COBOL : le survivant
COBOL affiche 246 offres au début 2026, avec un TJM max moyen de 434 €. Ce langage né en 1959 refuse de mourir, porté par les systèmes core banking et les applications mainframe des grandes banques et assurances françaises. La pyramide des âges des développeurs COBOL jouant en faveur des freelances seniors, ce segment devrait rester porteur pendant encore plusieurs années.
La cybersécurité, un marché premium en structuration
La cybersécurité cumule 635 offres en skill principale. Avec un TJM max moyen de 590 €, la cyber se positionne nettement au-dessus de la moyenne du marché. Les sous-spécialités les mieux rémunérées sont le SIEM (Security Information and Event Management) à 588 € et l'IAM (Identity and Access Management) à 580 €, des niches où l'expertise pointue se paie cher. Face à la hausse des cyberattaques (+38 % en 2025 selon l'ANSSI), cette tendance ne devrait que s'accentuer.
Ce que ces données nous disent
Le marché freelance tech français du début 2026 raconte une histoire de spécialisation et de convergence. Les technologies d'infrastructure (DevOps, cloud, conteneurisation) forment le socle massif du marché, tandis que les niches à haute valeur ajoutée (IA, SAP S/4HANA, cybersécurité) tirent les TJM vers le haut.
Le développement web reste un pilier incontournable, mais les frameworks et les stacks évoluent. Angular domine en volume par effet de base installée, tandis que React et Next.js captent la valeur sur les nouveaux projets. Le full remote a pratiquement disparu au profit de l'hybride, et Paris continue de concentrer plus de la moitié du marché, même si les pôles régionaux gagnent du terrain avec des TJM qui s'approchent de la barre des 500 €.
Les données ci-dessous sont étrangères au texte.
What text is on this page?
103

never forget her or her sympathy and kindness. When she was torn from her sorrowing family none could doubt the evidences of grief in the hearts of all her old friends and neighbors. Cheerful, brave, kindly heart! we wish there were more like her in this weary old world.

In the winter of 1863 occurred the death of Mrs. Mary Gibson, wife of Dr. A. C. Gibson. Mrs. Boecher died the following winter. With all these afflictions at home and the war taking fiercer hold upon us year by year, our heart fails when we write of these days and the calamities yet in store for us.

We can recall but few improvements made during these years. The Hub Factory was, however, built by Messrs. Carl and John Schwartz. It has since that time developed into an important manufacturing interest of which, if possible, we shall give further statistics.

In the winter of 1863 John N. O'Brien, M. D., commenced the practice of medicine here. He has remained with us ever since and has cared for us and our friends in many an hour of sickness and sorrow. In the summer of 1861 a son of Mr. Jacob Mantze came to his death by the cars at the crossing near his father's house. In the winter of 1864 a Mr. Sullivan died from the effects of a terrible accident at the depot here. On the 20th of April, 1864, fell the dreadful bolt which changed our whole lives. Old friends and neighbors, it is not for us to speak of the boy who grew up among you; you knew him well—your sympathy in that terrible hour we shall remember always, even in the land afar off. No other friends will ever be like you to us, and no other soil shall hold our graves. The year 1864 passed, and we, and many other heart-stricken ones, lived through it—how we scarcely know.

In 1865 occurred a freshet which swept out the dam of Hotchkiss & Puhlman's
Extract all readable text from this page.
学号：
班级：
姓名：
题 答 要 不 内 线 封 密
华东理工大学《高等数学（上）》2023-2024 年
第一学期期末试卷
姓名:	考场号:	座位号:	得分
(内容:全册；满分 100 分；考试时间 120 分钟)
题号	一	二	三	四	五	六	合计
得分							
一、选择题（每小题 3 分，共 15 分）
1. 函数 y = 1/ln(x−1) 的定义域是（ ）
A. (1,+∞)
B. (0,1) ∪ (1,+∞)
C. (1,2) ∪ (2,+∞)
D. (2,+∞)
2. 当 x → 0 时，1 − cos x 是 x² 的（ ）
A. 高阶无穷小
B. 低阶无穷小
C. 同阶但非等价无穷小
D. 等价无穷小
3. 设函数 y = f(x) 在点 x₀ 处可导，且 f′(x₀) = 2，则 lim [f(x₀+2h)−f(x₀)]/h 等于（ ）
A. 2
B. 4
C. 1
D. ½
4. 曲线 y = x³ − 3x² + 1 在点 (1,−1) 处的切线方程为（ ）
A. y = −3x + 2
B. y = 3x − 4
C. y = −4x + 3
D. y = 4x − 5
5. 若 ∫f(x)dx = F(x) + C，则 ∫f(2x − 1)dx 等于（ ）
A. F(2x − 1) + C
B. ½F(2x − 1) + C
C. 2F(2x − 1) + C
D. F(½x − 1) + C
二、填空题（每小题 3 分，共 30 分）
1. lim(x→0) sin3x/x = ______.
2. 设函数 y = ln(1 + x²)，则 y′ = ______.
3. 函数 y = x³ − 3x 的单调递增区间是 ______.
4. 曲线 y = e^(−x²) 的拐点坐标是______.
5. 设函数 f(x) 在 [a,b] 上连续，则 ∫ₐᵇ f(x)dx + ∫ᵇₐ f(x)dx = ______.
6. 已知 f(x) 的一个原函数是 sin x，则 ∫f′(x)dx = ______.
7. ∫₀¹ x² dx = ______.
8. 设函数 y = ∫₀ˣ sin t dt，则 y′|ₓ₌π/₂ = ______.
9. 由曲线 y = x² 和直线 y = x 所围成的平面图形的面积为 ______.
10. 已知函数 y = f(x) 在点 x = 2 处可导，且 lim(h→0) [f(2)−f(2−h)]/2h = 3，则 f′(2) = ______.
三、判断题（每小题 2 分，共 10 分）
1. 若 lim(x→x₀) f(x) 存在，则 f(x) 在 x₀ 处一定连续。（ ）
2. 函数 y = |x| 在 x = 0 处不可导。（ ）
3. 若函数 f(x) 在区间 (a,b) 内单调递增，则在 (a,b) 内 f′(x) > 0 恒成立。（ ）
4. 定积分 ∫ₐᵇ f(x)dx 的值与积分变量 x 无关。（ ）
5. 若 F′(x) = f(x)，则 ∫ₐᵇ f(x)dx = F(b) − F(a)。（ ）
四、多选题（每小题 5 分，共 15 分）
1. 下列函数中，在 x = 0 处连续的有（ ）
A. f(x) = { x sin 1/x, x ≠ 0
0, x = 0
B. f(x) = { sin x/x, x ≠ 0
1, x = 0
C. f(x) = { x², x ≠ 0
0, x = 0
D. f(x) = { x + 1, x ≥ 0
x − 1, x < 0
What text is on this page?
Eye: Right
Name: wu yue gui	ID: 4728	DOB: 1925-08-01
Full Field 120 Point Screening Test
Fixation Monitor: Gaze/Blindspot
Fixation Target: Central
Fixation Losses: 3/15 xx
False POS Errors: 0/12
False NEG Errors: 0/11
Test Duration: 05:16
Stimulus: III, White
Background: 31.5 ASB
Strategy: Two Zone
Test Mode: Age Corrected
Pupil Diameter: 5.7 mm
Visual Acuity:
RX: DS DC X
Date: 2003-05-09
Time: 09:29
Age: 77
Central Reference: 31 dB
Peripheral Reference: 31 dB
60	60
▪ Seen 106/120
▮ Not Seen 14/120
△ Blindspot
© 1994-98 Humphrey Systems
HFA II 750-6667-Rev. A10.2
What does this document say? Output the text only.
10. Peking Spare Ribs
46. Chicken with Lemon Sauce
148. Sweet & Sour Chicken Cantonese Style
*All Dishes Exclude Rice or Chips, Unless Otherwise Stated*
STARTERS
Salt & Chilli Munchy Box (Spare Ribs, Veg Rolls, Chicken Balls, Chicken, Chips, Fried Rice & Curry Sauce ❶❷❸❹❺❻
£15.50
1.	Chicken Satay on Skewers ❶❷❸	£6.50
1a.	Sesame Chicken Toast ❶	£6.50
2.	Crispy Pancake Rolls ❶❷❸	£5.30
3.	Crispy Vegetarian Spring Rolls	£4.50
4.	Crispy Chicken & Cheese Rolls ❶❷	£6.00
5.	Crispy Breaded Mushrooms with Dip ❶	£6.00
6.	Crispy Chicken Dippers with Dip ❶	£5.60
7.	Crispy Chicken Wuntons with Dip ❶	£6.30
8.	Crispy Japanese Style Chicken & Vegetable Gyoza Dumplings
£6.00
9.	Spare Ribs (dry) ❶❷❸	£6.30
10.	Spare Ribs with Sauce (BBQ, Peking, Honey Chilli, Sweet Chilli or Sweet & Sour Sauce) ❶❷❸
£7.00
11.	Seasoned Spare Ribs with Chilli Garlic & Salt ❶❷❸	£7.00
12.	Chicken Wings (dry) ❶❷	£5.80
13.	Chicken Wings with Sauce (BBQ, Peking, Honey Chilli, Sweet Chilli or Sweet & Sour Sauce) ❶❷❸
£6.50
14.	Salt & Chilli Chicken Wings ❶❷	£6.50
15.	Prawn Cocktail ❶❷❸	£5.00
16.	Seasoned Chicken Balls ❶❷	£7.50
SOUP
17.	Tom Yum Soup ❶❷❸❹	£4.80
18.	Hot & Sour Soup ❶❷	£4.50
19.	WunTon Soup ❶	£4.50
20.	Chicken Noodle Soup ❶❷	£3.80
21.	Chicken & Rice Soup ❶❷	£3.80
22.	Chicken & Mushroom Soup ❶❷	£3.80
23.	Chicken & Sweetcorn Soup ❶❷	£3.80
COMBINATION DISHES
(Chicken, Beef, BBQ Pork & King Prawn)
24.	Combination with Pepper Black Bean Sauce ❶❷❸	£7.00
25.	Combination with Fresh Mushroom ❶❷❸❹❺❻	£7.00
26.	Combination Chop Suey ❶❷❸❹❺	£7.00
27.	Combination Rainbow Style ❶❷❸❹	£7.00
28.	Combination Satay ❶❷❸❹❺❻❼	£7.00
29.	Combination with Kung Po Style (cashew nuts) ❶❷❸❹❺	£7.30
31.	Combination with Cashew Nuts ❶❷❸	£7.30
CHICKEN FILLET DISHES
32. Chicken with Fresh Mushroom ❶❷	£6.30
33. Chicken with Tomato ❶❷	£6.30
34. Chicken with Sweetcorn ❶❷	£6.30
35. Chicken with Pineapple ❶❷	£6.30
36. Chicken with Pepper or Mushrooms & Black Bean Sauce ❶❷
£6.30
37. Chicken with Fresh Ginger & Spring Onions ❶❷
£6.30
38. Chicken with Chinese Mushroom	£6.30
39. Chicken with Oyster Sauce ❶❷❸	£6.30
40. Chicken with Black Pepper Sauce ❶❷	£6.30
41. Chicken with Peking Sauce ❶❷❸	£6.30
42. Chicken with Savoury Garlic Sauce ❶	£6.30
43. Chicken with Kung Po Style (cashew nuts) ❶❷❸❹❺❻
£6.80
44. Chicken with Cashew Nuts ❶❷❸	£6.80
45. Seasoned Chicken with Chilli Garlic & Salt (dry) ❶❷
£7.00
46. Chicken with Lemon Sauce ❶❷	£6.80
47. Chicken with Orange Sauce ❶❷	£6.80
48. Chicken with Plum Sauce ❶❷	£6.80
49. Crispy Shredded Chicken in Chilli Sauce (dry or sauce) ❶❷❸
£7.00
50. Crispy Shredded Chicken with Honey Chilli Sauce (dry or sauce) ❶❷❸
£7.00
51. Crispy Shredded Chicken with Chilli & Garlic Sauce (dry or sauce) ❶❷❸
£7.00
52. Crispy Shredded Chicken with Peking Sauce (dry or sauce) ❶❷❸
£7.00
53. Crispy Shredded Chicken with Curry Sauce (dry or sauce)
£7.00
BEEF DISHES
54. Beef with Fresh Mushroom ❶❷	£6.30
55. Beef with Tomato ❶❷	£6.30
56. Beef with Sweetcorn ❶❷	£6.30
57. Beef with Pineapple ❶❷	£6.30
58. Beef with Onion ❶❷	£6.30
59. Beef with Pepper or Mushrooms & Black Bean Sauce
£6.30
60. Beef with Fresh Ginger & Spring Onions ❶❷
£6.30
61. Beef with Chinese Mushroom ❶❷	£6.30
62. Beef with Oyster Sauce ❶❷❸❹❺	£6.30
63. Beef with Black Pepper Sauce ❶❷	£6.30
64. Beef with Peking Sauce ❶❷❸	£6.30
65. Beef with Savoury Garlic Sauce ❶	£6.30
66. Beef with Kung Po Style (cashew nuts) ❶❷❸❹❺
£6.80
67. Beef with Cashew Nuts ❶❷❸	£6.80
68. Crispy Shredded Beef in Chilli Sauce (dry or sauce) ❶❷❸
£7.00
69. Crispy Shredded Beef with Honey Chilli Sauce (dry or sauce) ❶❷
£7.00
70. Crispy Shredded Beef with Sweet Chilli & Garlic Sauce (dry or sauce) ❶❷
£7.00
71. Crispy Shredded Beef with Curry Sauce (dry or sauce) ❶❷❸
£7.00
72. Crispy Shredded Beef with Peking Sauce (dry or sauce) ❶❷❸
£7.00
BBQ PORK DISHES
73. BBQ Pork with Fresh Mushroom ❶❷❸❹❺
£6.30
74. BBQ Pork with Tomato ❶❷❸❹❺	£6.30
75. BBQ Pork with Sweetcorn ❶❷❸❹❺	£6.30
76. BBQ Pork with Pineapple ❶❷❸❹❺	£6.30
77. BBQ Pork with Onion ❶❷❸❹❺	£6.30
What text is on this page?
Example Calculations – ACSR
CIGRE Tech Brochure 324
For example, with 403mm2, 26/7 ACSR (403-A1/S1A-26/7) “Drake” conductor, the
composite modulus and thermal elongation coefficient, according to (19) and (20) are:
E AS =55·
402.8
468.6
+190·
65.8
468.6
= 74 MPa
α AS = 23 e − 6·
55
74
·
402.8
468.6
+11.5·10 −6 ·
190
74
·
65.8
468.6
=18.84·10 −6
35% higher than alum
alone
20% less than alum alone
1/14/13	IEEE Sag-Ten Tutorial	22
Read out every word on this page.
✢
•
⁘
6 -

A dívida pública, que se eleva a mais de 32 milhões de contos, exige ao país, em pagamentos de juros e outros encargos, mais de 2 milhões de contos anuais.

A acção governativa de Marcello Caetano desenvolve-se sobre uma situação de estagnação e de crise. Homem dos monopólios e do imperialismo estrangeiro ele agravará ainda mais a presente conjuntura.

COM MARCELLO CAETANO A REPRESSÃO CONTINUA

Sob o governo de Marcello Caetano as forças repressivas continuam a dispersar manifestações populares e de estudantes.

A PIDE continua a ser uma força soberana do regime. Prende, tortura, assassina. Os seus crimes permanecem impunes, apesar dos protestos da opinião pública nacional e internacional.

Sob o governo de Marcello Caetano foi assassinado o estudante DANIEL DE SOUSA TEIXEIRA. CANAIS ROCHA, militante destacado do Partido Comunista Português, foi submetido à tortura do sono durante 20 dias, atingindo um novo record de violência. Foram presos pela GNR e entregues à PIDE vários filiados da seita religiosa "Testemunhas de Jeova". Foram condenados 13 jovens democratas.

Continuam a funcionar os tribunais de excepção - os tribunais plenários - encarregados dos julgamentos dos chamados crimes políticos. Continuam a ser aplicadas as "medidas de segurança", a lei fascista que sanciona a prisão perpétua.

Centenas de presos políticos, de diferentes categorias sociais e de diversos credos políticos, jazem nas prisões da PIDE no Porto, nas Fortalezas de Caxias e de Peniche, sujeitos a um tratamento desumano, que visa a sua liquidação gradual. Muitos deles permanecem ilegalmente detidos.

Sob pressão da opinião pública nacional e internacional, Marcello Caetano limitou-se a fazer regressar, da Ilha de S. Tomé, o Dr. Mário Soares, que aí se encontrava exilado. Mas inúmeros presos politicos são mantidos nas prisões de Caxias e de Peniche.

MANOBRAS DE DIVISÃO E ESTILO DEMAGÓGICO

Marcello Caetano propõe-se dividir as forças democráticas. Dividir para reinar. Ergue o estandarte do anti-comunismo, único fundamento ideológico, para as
Pour les freelances, le message est clair. La valeur se situe de plus en plus dans la capacité à combiner expertise technique et compréhension des enjeux métier, qu'il s'agisse de déployer des modèles IA en production, de piloter une migration SAP ou de sécuriser une infrastructure cloud. Les profils "en T", avec une spécialité profonde et une culture tech large, sont ceux qui tirent le mieux leur épingle du jeu.